Diário de uma Prostituta
Pessoal,
meu curta Diário de uma Prostituta estreia no circuito de festivais neste Curta Cinema. Em homenagem a isso, aqui posto alguns comentários sobre o curta.
Diário de uma Prostituta
Sobre a continuidade
Diário de uma Prostituta prossegue minhas preocupações com a família, com o texto em off, com a confissão, com a voz feminina, dialogando ao avesso com vários dos temas de Carta de um Jovem Suicida, meu curta anterior. Prossegue a linha de um cinema precário, caseiro, de planos estáticos e movimento do espírito, totalmente realizado por uma única pessoa, e sem recursos públicos para sua realização.
Sobre o movimento
Diário de uma Prostituta é um filme sobre um movimento.
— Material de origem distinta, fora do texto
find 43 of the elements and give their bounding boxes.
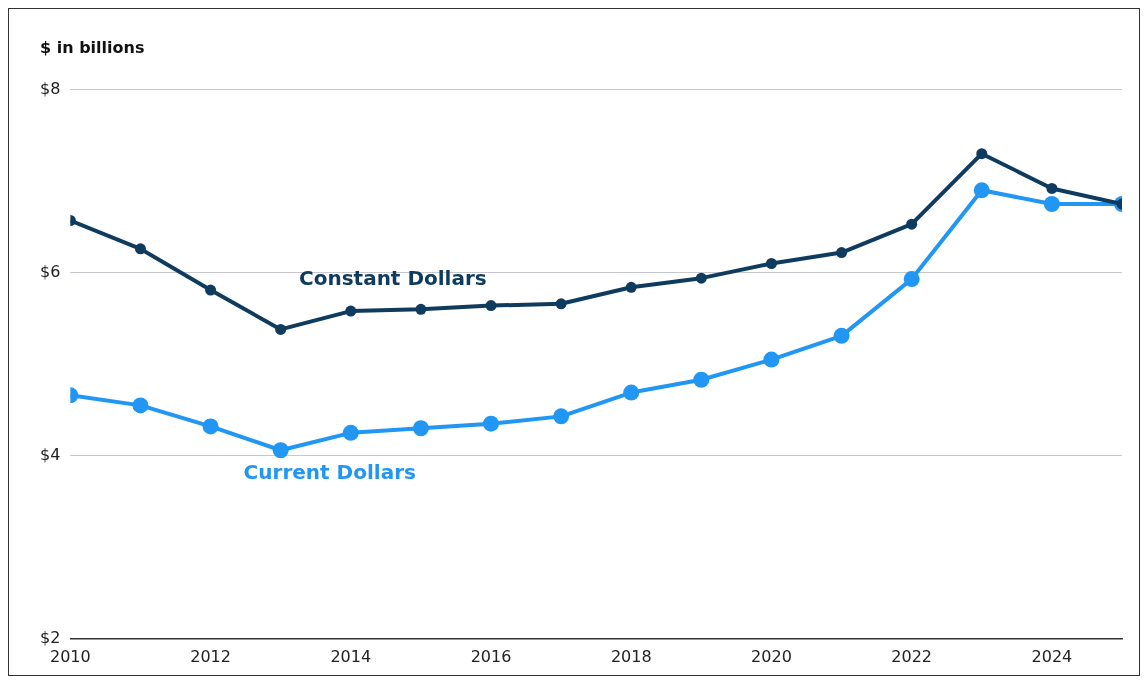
series-label: Current Dollars — [243, 460, 416, 485]
point — [903, 271, 920, 288]
x-tick-label: 2014 — [330, 646, 372, 666]
point — [272, 442, 289, 459]
x-tick-label: 2024 — [1031, 646, 1073, 666]
point — [555, 298, 567, 310]
point — [483, 415, 500, 432]
point — [763, 351, 780, 368]
x-tick-label: 2018 — [610, 646, 652, 666]
point — [485, 300, 497, 312]
point — [1046, 182, 1058, 194]
point — [134, 243, 146, 255]
y-axis-title: $ in billions — [40, 38, 145, 57]
series-label: Constant Dollars — [299, 266, 487, 291]
point — [973, 182, 990, 199]
y-tick-label: $8 — [40, 78, 61, 98]
y-tick-label: $2 — [40, 627, 61, 647]
point — [625, 281, 637, 293]
y-tick-label: $4 — [40, 444, 61, 464]
point — [275, 323, 287, 335]
point — [342, 424, 359, 441]
point — [695, 272, 707, 284]
point — [202, 418, 219, 435]
point — [693, 371, 710, 388]
x-tick-label: 2020 — [751, 646, 792, 666]
point — [765, 258, 777, 270]
point — [1043, 196, 1060, 213]
point — [132, 397, 149, 414]
y-tick-label: $6 — [40, 261, 61, 281]
x-tick-label: 2022 — [891, 646, 933, 666]
point — [205, 284, 217, 296]
point — [345, 305, 357, 317]
x-tick-label: 2016 — [470, 646, 512, 666]
point — [412, 420, 429, 437]
point — [553, 408, 570, 425]
point — [976, 148, 988, 160]
x-tick-label: 2010 — [50, 646, 91, 666]
x-tick-label: 2012 — [190, 646, 231, 666]
point — [836, 247, 848, 259]
point — [623, 384, 640, 401]
point — [906, 218, 918, 230]
point — [415, 303, 427, 315]
point — [833, 327, 850, 344]
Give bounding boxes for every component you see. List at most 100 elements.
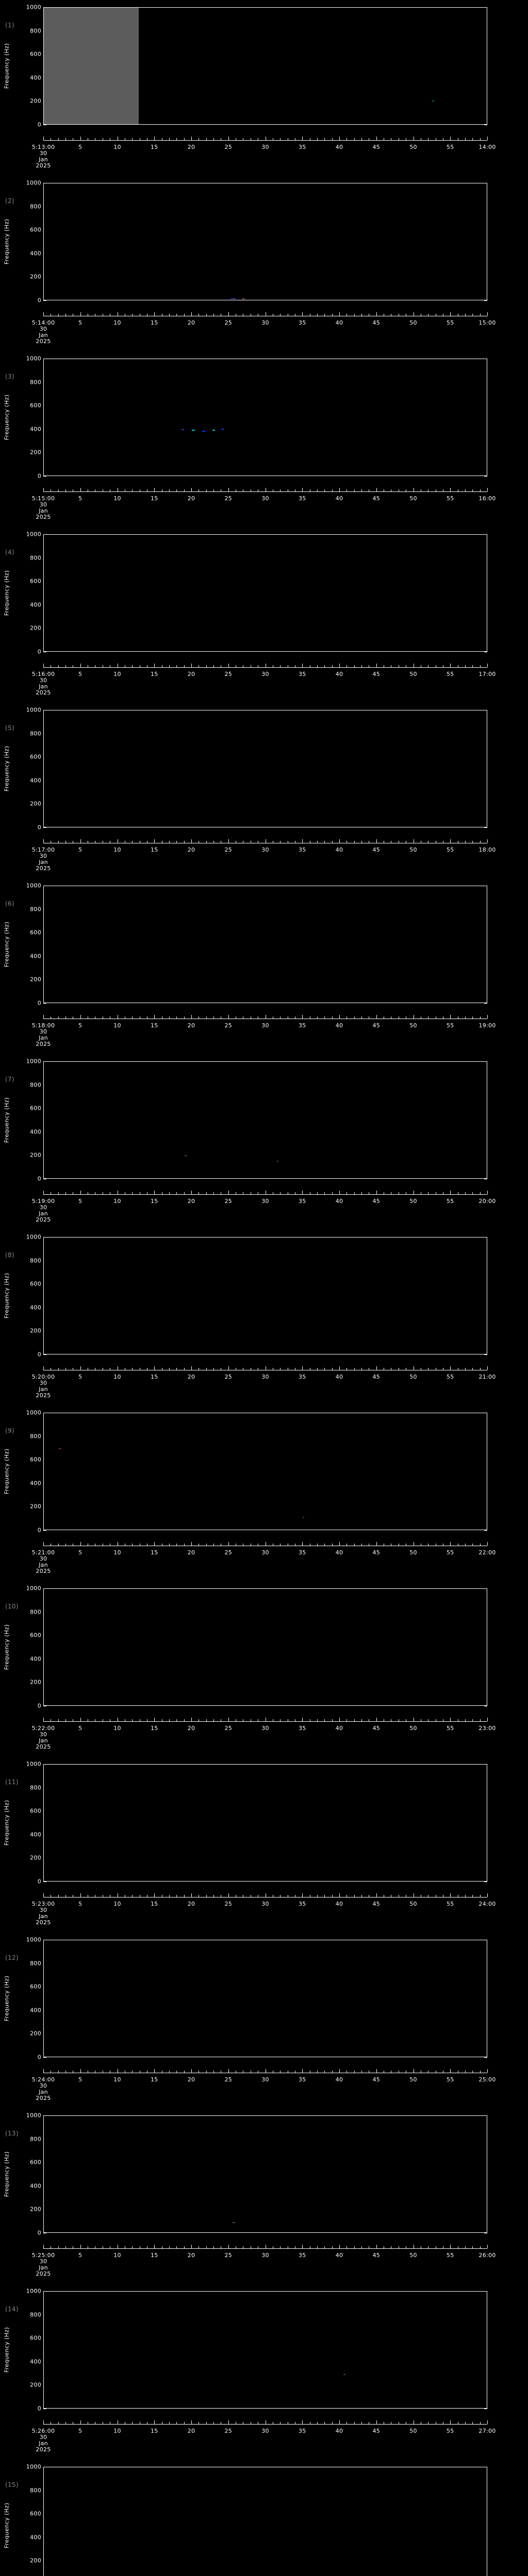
- x-tick-mark: [169, 1016, 170, 1019]
- spectrogram-plot-area: [43, 2115, 487, 2233]
- spectrogram-plot-area: [43, 710, 487, 827]
- x-tick-mark: [354, 2071, 355, 2073]
- x-tick-label: 55: [446, 495, 454, 502]
- x-tick-mark: [361, 1192, 362, 1194]
- x-tick-mark: [450, 1366, 451, 1370]
- x-tick-mark: [302, 312, 303, 316]
- x-tick-mark: [206, 1368, 207, 1370]
- y-tick-label: 1000: [26, 179, 41, 187]
- y-tick-label: 600: [30, 1983, 41, 1990]
- x-tick-mark: [191, 2069, 192, 2073]
- y-tick-label: 600: [30, 753, 41, 760]
- x-tick-mark: [184, 1368, 185, 1370]
- x-tick-mark: [487, 137, 488, 140]
- x-tick-mark: [184, 1544, 185, 1546]
- x-tick-mark: [324, 2071, 325, 2073]
- x-tick-label: 55: [446, 671, 454, 677]
- x-tick-label: 10: [113, 1022, 121, 1029]
- x-tick-mark: [132, 138, 133, 140]
- spectrogram-panel: (10) Frequency (Hz) 0 200 400 600 800 1000 5:22:…: [0, 1581, 528, 1757]
- x-tick-label: 55: [446, 1725, 454, 1732]
- x-tick-label: 55: [446, 1374, 454, 1380]
- y-tick-label: 1000: [26, 2463, 41, 2470]
- x-tick-label: 25: [224, 2252, 233, 2259]
- spectrogram-trace-pixel: [181, 429, 184, 430]
- y-tick-label: 600: [30, 2159, 41, 2166]
- x-tick-mark: [213, 2422, 214, 2424]
- x-tick-label: 40: [335, 144, 343, 150]
- x-tick-label: 35: [298, 495, 306, 502]
- x-tick-label: 40: [335, 2252, 343, 2259]
- x-tick-mark: [132, 1544, 133, 1546]
- x-tick-label: 30: [261, 144, 269, 150]
- x-tick-mark: [361, 138, 362, 140]
- x-tick-mark: [487, 2245, 488, 2248]
- x-tick-label: 40: [335, 319, 343, 326]
- x-tick-label: 10: [113, 495, 121, 502]
- x-tick-mark: [228, 1893, 229, 1897]
- x-tick-mark: [324, 138, 325, 140]
- spectrogram-panel: (1) Frequency (Hz) 0 200 400 600 800 1000 5:13:0…: [0, 0, 528, 176]
- x-tick-label: 20: [187, 671, 195, 677]
- x-tick-mark: [58, 2071, 59, 2073]
- x-tick-mark: [317, 2246, 318, 2248]
- x-tick-mark: [176, 1719, 177, 1721]
- x-tick-mark: [191, 1718, 192, 1721]
- x-tick-label: 45: [372, 144, 381, 150]
- y-axis-tick-labels: 0 200 400 600 800 1000: [0, 1058, 41, 1182]
- x-tick-mark: [332, 2246, 333, 2248]
- y-tick-label: 600: [30, 2510, 41, 2517]
- x-tick-label: 35: [298, 1374, 306, 1380]
- spectrogram-panel: (9) Frequency (Hz) 0 200 400 600 800 1000 5:21:0…: [0, 1405, 528, 1581]
- spectrogram-plot-area: [43, 1588, 487, 1706]
- x-tick-label: 25: [224, 846, 233, 853]
- x-tick-mark: [376, 1366, 377, 1370]
- x-tick-mark: [487, 1542, 488, 1546]
- x-axis-date-line: 2025: [36, 2095, 51, 2102]
- x-tick-mark: [213, 1895, 214, 1897]
- y-tick-label: 1000: [26, 882, 41, 889]
- x-tick-mark: [324, 489, 325, 492]
- x-axis-date-line: Jan: [39, 1035, 48, 1041]
- spectrogram-trace-pixel: [58, 1448, 61, 1450]
- x-tick-mark: [376, 839, 377, 843]
- x-tick-mark: [191, 488, 192, 492]
- x-tick-mark: [176, 1016, 177, 1019]
- x-axis-date-line: 2025: [36, 1392, 51, 1399]
- spectrogram-plot-area: [43, 1764, 487, 1882]
- x-tick-mark: [191, 1366, 192, 1370]
- x-tick-label: 25: [224, 1374, 233, 1380]
- y-axis-tick-labels: 0 200 400 600 800 1000: [0, 1937, 41, 2061]
- y-tick-mark: [484, 1530, 487, 1531]
- x-tick-mark: [132, 1895, 133, 1897]
- x-tick-label: 10: [113, 671, 121, 677]
- x-tick-mark: [169, 1895, 170, 1897]
- x-tick-mark: [132, 2422, 133, 2424]
- y-axis-tick-labels: 0 200 400 600 800 1000: [0, 707, 41, 831]
- x-tick-label: 35: [298, 1198, 306, 1205]
- x-axis-date-line: Jan: [39, 2089, 48, 2095]
- x-tick-mark: [487, 1366, 488, 1370]
- x-axis-date-line: 2025: [36, 1743, 51, 1750]
- x-tick-mark: [487, 664, 488, 667]
- x-tick-mark: [80, 312, 81, 316]
- y-tick-label: 400: [30, 2007, 41, 2014]
- spectrogram-trace-pixel: [277, 1160, 279, 1162]
- x-tick-mark: [376, 1542, 377, 1546]
- x-tick-mark: [206, 2246, 207, 2248]
- x-tick-mark: [332, 1368, 333, 1370]
- x-tick-mark: [450, 1718, 451, 1721]
- x-tick-mark: [465, 489, 466, 492]
- x-tick-mark: [487, 2069, 488, 2073]
- x-tick-mark: [302, 2069, 303, 2073]
- x-tick-label: 5: [78, 319, 82, 326]
- x-tick-mark: [176, 2071, 177, 2073]
- x-tick-mark: [213, 1719, 214, 1721]
- spectrogram-trace-pixel: [242, 298, 244, 299]
- x-tick-mark: [58, 1016, 59, 1019]
- y-tick-label: 600: [30, 2334, 41, 2342]
- x-tick-label: 10: [113, 1901, 121, 1907]
- x-tick-mark: [213, 1192, 214, 1194]
- x-axis-date-line: 30: [39, 2258, 47, 2265]
- y-tick-label: 200: [30, 800, 41, 807]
A princípio, parece um curta estático, pois é composto de três planos com câmera parada. Mas de fato se percebemos bem, apenas o primeiro plano é completamente estático, num quarto que não parece o da prostituta, com uma cama de solteiro e uma mesinha de cabeceira retorcida. O plano seguinte, na linha de um trem, com uma câmera baixa que nos lembra os recursos de um certo cinema japonês, só que agora, de forma bem esgarçada, já aponta para um movimento: o movimento de saída da protagonista da casa da mãe para o mundo, ou, por outro lado, o movimento do mundo, pois é filmado numa externa, em que as folhas das árvores tremulam na paisagem do horizonte ao fundo. Já o terceiro plano, é todo movimento: movimento do espírito da protagonista, que busca seu lugar ao sol, movimento dos raios solares, que avançam diante das nossas retinas e por isso não podem passar despercebidos. Dessa forma, é um filme sobre um movimento progressivo, em três atos, até que o último avança para dentro de nós.
Sobre o título
Este curta não se chama “Diário de um pároco” e sim “Diário de uma prostituta”. Não deixa de ser uma espécie de galhofa, mas ao mesmo tempo é um abraço carinhoso ao cinema de Bresson. Bresson adapta o livro de Bermanos; eu, por outro lado, trabalho com material bem menos nobre, o livro da Bruna Surfistinha. Essa transposição é um gesto de generosidade, e ainda um movimento extremamente ousado e reflexivo.
Ademais, esse filme é um diário. Esse termo, para mim, tem uma conotação maior do que poderia ter para Bresson. Um diário, mas não como os diários de Jonas Mekas, e ao mesmo tempo, exatamente como eles: um exercício de confissão, de desnudamento, de desvelamento.
Sobre a minha voz
Minha voz – minha própria voz narrando em detalhes o ofício da protagonista – é um contraponto a todo o possível erotismo que a primeira parte do texto poderia suscitar. Uma voz branca, desmaterializada, e ao mesmo tempo emotiva, viva. Uma voz masculina. Um diário. Uma autobiografia. Bruna Surfistinha, c´est moi. Por que não?
Sobre o porquê da adaptação
Por que adaptar um livro da Bruna Surfistinha? Isso é possível? Esse é o cerne dos desafios que resolvi enfrentar. É possível ver essa personagem, tão rodeada pelos signos midiáticos, simplesmente pelo o que ela tem a dizer? Ainda é possível ver essa mulher como “uma mulher como qualquer outra”? De operária do sexo a uma mulher que sonha com uma família e filhos, Bruna é vista aqui sem a espetacularização midiática, sem o espalhafato da polêmica: apenas as palavras nuas e o texto. Bruna Surfistinha paradoxalmente despida talvez pela primeira vez.
“O importante da vida é nunca desistir de buscar a felicidade”.